Die Schlossfestspiele werden aufgepimpt

Die Probearbeiten für die 35. Spielzeit haben mit der Auftakt-Pressekonferenz begonnen.

Neersen. Lebensfreude zelebrieren — das will Intendant Jan Bodinus bei den 35. Schlossfestspielen. Die von ihm für alle Ensemble-Mitglieder vorgegebene schwarze Kleidung für das obligatorische Foto bei der Auftakt-Pressekonferenz ließ dies zwar noch nicht erkennen. Doch die Laune bei den Aktiven vor und hinter den Kulissen der Freilichtbühne, die sich gestern im Schlosskeller versammelt hatten, war auf jeden Fall schon mal ganz ausgezeichnet.

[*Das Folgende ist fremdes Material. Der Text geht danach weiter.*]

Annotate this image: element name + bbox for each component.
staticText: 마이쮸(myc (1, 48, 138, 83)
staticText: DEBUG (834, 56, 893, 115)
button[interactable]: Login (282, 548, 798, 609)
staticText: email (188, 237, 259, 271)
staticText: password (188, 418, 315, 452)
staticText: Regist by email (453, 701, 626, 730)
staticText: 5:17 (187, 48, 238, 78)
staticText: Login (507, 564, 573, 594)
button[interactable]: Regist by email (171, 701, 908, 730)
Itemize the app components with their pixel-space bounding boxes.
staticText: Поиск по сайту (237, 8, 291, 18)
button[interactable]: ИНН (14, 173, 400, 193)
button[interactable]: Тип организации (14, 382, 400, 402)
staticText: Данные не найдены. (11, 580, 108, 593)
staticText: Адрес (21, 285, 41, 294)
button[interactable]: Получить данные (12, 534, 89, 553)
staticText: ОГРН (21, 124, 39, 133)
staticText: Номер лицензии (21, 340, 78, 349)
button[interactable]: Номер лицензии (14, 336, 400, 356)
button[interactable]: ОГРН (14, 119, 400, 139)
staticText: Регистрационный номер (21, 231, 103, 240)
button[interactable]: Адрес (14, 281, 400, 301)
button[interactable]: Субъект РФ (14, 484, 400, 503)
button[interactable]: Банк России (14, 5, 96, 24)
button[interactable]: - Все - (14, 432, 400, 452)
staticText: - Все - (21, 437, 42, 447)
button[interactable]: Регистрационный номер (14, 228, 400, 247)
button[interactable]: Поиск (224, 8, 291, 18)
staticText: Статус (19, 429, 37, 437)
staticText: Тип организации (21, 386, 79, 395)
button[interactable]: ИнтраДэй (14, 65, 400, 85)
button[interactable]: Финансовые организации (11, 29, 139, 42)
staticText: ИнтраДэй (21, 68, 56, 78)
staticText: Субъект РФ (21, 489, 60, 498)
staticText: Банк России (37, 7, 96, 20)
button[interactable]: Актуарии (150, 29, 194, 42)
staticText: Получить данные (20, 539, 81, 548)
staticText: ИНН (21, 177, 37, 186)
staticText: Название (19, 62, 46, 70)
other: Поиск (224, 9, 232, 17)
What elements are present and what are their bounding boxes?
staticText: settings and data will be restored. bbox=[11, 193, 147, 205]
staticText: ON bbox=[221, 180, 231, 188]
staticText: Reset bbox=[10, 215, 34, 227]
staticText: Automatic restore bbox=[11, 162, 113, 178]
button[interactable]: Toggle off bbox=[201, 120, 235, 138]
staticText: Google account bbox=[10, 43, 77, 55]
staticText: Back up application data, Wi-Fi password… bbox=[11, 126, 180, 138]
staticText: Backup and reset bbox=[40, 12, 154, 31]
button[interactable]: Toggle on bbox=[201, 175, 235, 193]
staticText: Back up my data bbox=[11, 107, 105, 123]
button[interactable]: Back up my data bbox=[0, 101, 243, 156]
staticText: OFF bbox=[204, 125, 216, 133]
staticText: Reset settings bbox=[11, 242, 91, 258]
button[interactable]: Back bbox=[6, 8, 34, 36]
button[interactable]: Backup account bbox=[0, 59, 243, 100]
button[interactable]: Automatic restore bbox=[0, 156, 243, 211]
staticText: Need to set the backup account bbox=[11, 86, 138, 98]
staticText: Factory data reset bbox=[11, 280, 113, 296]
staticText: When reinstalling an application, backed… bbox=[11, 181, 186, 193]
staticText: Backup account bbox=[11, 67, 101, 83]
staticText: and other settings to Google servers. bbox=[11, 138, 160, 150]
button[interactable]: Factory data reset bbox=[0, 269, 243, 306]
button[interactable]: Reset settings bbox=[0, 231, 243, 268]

Kalle Pohl, der „Charleys Tante“ spielen wird, erzählte Witze, Bürgermeister Josef Heyes lud zum obligatorischen Schnäpschen in sein Büro ein — und Tanja Schumann freute sich, dass sie in Neersen als hübsche Wirtin im Weißen Rössl auftreten darf. Noch besser drauf war eigentlich nur Geschäftsführerin Doris Thiel, denn sie hatte die aktuellen Vorverkaufszahlen für die am 17. Juni beginnende Spielzeit mitgebracht. Und die sehen trotz Konkurrenz durch die Fußball-WM sehr erfreulich aus (siehe Kasten). „Da lacht das Geschäftsführungsherz“, so Thiel, die vor ihrer letzten Neersener Spielzeit steht.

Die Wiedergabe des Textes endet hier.